The Supreme Court rendered the 108-Tai-Shang-1542 Decision of October 30, 2019 (hereinafter, the “Decision”), holding that when a court investigates evidence at its own initiative, the parties should be given a chance to state their opinions; and if this procedure is not followed and the results of evidence investigation are directly relied on as the basis for its judgment, the judgment would be legally defective.
According to the facts underlying this Decision, Appellant W had driven a vehicle (hereinafter, the “Vehicle at Issue”) owned by Individual A, not a party to this lawsuit, gone through a red light and sped when Individual B walked across a traffic island to reach the other side of the road. Because the car could not be stopped in time, the care hit Individual B before colliding with an original heavy-duty motorcycle ridden by Individual C, not a party to the lawsuit, with Individual D, not a party to the lawsuit, as the passenger (hereinafter, the “Accident at Issue”). Because of W’s negligence, B died with C and D injured. Appellant X asserted that as the spouse of B, she was entitled to a solatium because of her expenditure of the funeral and graveyard costs and great sufferings. Appellants Y and Z, B’s sons, also suffered greatly and were both entitled to a solatium. The original court held that the B’s funeral cost should be NT$1.23 million, and that X’s claim for NT$7.23 million plus the solatium and X、Y’s claim for NT$3 million each were appropriate. Since W should assume 60% of the liability for the Accident at Issue, X could still claim NT$1,338,000 from W, while Y and Z could each claim NT$800,000 from W after deduction of X’s receipt of NT$2 millionfrom a compulsory automobile liability insurance indemnity payment and X、Y、Z’s receipt of NT$1 million for each from settlement payment.
According to the Decision, Article 288 of the Code of Civil Procedure provides that when the court cannot reach an inner conviction based on the evidence presentedby the parties and finds it necessary to discover the truth, the court may investigate evidence ex officio. When such investigation is conducted pursuant to this requirement, the parties should be given an opportunity to state their opinions. Therefore, when a court investigates evidence at its own initiative, the parties should be given a chance to state their opinions. If this procedure is not followed and the results of evidence investigation are directly relied on as the basis for its judgment, the judgment would be legally defective.
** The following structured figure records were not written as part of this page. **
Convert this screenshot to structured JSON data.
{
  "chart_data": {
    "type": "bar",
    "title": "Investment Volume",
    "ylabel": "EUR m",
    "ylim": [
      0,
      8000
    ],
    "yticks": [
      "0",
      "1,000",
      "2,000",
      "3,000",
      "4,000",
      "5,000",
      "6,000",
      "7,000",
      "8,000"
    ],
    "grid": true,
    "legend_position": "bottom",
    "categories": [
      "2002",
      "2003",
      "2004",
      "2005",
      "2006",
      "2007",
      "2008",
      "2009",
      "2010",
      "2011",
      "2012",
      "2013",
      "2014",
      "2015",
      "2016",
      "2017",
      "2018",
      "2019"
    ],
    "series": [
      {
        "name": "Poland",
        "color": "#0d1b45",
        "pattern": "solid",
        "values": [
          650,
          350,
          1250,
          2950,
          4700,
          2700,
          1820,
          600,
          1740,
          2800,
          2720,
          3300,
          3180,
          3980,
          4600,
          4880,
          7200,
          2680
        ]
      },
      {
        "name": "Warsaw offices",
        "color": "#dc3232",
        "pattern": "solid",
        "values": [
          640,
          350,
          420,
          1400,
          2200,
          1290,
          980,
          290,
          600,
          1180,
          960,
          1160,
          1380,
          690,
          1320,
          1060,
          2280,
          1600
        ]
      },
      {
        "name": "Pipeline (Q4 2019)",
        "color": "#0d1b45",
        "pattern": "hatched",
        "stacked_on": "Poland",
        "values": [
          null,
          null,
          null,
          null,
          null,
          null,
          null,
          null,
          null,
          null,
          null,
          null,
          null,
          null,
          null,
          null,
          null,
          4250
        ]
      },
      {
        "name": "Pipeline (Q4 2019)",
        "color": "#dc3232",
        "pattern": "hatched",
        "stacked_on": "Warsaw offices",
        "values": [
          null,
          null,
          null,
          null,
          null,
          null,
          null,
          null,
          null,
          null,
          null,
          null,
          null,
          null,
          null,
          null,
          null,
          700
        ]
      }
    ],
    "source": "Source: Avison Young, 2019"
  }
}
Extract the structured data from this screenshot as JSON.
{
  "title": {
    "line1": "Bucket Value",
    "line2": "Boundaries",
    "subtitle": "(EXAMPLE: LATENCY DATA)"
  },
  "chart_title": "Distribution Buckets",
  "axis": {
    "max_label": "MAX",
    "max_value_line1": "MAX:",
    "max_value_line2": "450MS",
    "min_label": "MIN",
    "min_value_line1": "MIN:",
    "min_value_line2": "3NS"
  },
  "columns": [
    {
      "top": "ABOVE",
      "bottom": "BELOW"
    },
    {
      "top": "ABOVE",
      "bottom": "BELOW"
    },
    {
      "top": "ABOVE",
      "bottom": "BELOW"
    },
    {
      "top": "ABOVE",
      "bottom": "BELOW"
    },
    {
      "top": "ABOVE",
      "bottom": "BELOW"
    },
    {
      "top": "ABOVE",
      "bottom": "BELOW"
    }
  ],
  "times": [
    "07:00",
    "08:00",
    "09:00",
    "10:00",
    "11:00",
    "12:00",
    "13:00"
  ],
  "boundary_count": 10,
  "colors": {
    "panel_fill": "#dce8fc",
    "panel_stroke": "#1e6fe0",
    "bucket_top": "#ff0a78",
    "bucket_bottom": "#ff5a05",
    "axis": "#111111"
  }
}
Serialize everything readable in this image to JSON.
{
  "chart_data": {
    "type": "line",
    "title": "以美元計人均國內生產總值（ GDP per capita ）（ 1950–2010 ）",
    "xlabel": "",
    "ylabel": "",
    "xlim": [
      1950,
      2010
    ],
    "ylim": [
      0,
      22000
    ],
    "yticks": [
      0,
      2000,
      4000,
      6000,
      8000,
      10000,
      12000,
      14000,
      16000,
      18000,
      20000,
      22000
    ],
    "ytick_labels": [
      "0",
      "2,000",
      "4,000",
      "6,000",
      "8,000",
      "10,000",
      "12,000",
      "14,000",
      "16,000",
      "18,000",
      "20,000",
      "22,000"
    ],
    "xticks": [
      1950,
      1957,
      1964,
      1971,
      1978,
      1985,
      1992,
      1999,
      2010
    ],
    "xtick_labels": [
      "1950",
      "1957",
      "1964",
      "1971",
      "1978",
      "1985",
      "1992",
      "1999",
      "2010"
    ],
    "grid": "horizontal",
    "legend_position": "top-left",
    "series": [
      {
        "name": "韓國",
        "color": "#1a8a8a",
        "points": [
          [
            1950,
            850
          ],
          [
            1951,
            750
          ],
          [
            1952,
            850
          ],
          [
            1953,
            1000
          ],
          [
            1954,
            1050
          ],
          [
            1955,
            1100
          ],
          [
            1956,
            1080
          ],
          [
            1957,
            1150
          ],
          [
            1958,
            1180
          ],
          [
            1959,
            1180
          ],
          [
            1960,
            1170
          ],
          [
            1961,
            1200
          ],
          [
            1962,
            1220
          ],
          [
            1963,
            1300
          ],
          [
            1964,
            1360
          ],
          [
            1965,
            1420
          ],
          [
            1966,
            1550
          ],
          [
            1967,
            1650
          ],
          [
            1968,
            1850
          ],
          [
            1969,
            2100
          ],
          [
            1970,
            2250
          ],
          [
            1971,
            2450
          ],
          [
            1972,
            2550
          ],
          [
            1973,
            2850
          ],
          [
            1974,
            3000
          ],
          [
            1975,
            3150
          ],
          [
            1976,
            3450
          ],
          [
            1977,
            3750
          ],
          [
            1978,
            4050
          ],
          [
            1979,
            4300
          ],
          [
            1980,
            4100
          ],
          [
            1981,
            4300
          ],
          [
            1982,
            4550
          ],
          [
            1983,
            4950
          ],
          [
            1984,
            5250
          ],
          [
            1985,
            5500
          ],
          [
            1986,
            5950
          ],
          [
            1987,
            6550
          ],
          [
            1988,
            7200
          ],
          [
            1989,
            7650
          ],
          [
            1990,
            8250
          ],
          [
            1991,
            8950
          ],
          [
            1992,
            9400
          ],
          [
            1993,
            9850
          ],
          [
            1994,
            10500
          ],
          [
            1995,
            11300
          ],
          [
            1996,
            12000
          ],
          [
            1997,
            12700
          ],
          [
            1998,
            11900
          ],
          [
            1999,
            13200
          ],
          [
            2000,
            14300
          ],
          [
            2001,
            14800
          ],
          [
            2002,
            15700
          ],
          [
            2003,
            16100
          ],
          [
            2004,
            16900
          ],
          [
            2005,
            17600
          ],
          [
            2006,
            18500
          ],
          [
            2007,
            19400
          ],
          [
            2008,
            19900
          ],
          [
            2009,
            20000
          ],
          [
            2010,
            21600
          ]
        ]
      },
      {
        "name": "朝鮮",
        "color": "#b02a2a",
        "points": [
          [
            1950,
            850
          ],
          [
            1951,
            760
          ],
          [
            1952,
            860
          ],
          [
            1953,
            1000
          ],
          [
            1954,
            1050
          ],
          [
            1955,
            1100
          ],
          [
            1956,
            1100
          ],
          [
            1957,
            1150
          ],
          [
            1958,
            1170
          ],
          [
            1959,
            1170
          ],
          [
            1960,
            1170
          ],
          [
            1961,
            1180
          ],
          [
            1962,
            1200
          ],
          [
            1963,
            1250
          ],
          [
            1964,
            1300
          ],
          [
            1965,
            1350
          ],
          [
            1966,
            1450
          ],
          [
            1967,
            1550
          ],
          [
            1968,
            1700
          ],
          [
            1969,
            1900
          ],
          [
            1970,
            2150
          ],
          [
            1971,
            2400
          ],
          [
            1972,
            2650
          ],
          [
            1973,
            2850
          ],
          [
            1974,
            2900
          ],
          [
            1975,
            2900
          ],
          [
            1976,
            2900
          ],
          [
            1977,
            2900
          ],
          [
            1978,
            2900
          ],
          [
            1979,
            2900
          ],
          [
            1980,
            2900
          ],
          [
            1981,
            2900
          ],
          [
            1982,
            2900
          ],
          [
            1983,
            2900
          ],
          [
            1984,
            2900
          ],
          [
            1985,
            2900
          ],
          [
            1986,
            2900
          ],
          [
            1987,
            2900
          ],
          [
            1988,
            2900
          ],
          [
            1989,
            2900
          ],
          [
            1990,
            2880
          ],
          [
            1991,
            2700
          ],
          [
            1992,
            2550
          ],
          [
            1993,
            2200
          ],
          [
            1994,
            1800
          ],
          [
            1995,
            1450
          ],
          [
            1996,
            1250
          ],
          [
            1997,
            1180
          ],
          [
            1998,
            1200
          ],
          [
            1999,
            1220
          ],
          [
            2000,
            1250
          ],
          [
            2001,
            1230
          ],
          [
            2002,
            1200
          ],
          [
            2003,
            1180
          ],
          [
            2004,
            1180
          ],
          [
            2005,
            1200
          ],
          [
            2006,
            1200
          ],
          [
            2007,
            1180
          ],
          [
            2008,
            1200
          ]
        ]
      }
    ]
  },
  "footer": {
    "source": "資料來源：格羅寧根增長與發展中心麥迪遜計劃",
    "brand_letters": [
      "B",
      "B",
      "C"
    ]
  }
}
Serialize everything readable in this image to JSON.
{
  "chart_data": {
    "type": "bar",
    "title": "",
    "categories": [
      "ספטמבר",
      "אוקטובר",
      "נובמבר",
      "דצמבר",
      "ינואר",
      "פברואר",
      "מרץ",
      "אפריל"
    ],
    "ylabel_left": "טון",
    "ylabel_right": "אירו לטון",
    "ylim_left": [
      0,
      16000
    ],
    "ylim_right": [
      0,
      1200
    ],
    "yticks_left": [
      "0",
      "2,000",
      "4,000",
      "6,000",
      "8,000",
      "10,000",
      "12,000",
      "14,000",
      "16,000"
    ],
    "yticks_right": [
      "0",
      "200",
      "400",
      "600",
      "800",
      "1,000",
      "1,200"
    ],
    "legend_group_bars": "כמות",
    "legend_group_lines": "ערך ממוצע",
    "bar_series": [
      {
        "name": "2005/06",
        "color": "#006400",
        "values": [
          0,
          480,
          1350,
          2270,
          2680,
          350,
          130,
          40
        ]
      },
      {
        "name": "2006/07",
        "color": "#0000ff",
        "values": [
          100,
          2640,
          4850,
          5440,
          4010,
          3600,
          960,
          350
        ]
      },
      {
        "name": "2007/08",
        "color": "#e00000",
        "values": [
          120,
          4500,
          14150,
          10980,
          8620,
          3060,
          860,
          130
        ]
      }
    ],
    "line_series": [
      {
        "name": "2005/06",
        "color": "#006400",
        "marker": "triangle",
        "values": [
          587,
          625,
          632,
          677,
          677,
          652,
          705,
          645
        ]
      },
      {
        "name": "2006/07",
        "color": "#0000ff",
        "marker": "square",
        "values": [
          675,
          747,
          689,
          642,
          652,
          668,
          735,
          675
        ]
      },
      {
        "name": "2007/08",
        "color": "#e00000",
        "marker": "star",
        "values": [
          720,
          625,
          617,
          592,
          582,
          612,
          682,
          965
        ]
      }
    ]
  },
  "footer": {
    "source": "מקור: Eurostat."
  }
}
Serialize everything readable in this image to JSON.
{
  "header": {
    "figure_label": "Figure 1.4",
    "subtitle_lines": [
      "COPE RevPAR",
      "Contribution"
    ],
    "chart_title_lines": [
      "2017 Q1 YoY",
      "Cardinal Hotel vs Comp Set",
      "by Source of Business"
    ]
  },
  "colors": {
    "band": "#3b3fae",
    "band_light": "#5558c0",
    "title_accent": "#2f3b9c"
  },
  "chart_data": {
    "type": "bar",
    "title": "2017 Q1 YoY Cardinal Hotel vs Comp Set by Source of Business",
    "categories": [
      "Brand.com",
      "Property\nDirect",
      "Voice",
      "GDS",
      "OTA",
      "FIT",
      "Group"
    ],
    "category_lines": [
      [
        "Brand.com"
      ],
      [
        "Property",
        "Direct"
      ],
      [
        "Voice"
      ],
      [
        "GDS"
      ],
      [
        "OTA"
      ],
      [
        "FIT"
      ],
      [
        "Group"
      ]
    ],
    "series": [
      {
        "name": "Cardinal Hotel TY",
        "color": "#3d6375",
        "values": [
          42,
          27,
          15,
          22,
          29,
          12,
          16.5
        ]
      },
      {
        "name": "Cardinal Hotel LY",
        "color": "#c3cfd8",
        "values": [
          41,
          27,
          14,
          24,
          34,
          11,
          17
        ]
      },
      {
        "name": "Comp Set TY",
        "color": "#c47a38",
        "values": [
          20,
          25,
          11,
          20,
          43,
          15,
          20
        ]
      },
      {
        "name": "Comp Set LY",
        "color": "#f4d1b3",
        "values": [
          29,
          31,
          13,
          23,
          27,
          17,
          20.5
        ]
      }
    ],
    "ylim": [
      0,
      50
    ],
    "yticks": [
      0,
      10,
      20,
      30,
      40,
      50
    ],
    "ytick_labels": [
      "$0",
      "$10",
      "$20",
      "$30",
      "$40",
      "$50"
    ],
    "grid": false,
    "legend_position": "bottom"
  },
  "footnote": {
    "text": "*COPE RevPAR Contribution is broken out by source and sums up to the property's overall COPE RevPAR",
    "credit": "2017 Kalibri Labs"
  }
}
The Decision further stated that although the original trial court had held that NT$1.23 million would be appropriate for the B’s funeral cost when it ex officio referenced a circular from the Ministry of Finance, still there is nothing in the court files that reflects the court’s instruction to the parties to state their opinions on the circular. Therefore, if the original trial court elected to rely on this as the basis of a judgment unfavorable to W, this would be legally inappropriate. Therefore, this portion of W’s appeal is well-grounded.